On the other hand, signal extraction by means of explicit models arrived much later. Under the assumption that the entire realization of y_{t} is observed from -\infty to +\infty and \eta_{t} and e_{t} are both mutually independent and stationary, Kolmogorov and Wiener independently proved that the minimum mean square estimator of the signal  eta_{t} is the conditional mean given the observations y_{t}, that is \dot{\eta}_{t}=E\left(\eta_{t} \mid y_{t}, y_{t-1}, \ldots\right). This fundamental result was extended by several authors who provided approximate solutions to the nonstationary signal extraction, particularly Hannan, Sobel and Cleveland and Tiao. Finally, Bell provided exact solutions for the conditional mean and conditional variance of vector \eta when non-stationarity can be removed by applying differences of a finite order. This author used two alternatives regarding the generation of vectors y, eta and e.

Model-based signal extraction was also used in the context of seasonal adjustment where the signal \eta_{t} is assumed to follow an ARIMA model of the Box and Jenkins type, plus a regression model for the deterministic variations. The latter is applied to estimate deterministic components, such as trading-day variations or moving-holiday effects and outliers. Gersch and Kitagawa and Koopman et al. also used signal extraction for seasonal adjustment where the signal \eta_{t} is assumed to follow a structural time series component model cast in state-space representation. Signal extraction, parametric and non-parametric, is also widely applied for forecasting purposes.

The feasibility of the decomposition of a time series was proved by Herman Wold in 1938. Wold showed that any second-order stationary stochastic process \left\{X_{t}\right\} can be decomposed in two mutually uncorrelated processes \left\{Z_{t}\right\} and \left\{V_{t}\right\}, such that

X_{t}=Z_{t}+V_{t}                                                                                                      (6.a)

where

Z_{t}=\sum_{j=0}^{\infty} \psi_{j} a_{t-j}, \psi_{0} \equiv 1, \sum_{j=1}^{\infty} \psi_{j}^{2} \text { < } \infty,                                                   (6.b)

with \left\{a_{t}\right\} \sim W N\left(0, \sigma_{a}^{2}\right).

Model (6.b) is known as an infinite moving average M A(\infty) where the a_{t}'s are the innovations. \left\{Z_{t}\right\} is a convergent infinite linear combination of the  a_{t}'s, which are assumed to follow a white noise (W N) process of zero mean, constant variance \sigma_{a}^{2}, and zero autocovariance. The component \left\{Z_{t}\right\} is called the nondeterministic or purely linear component since only one realization of the process is not sufficient to determine future values Z_{t+\ell}, \ell>0 , without error. Component \left\{V_{t}\right\} can be represented by

V_{t}=\mu+\Sigma_{j=1}^{\infty}\left[\alpha_{j} \sin \left(\lambda_{j} t\right)+\beta_{j} \cos \left(\lambda_{j} t\right)\right],-\pi \text { < } \lambda_{j} \text { < } \pi                           (6.c)

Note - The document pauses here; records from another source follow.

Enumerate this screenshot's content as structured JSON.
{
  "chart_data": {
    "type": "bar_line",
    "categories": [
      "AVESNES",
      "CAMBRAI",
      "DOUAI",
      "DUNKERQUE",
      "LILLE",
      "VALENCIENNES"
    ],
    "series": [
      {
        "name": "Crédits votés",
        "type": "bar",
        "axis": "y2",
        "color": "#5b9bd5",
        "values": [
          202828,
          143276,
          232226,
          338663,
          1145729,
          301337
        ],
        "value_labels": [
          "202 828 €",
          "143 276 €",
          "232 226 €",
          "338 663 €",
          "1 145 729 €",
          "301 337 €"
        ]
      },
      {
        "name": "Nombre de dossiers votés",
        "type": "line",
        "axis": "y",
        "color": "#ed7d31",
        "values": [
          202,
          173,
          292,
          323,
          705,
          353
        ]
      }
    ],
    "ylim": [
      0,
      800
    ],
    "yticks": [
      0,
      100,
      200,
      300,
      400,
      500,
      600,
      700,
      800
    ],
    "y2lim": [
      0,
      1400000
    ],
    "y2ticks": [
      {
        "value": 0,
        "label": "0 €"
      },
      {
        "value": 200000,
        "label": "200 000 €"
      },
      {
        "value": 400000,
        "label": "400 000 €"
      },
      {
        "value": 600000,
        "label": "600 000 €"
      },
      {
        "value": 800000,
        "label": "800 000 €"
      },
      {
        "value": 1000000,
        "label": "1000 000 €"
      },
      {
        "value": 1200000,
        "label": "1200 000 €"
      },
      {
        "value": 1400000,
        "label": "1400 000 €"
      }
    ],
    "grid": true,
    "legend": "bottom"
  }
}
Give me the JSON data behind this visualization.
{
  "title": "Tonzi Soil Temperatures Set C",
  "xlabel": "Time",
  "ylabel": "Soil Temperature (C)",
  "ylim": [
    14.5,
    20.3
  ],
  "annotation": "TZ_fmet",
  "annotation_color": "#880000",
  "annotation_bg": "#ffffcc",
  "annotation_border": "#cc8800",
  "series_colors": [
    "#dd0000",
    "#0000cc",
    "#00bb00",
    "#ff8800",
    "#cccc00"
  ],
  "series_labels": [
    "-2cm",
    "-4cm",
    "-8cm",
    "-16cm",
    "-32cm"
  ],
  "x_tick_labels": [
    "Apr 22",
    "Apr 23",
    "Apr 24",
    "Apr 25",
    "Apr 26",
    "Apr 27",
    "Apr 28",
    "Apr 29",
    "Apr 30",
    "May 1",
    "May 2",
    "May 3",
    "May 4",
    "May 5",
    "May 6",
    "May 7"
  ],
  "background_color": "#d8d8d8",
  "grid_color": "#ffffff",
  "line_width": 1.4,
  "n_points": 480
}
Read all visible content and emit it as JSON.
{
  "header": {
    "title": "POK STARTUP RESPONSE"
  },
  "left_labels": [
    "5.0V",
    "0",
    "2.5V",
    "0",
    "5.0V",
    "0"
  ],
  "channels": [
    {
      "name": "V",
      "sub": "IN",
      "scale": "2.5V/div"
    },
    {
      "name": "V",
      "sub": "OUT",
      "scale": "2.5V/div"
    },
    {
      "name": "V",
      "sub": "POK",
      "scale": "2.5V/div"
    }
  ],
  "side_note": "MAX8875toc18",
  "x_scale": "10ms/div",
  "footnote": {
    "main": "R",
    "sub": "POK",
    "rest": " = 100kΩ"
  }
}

where \mu is the constant mean of process \left\{X_{t}\right\}  and \left\{\alpha_{j}\right\},\left\{\beta_{j}\right\} are mutually uncorrelated white noise processes. The series \left\{V_{t}\right\} is called the deterministic part because it can be predicted in the future without error from a single realization of the process by means of an infinite linear combination of past values.

Wold theorem demonstrates that the property of stationarity is strongly related to that of linearity. It provides a justification for autoregressive moving average (ARMA) models and some extensions, such as the autoregressive integrated moving average (ARIMA) and regression-ARIMA models (RegARIMA).

A stochastic process \left\{X_{t}\right\} is second-order stationary or weakly stationary, if the first two moments are not time dependent, that is, the mean and the variance are constant, and the autocovariance function depends only on the time lag and not on the time origin, that is,

E\left(X_{t}\right)=\mu \text { < } \infty                                                                                                 (7.a)

E\left(X_{t}-\mu\right)^{2}=\sigma_{X}^{2} \text { < }\infty, E\left[\left(X_{t}-\mu\right)\left(X_{t-k}-\mu\right)\right]=\gamma(k) \text { < } \infty                 (7.b)

where k=0,1,2, \ldots denotes the time lag.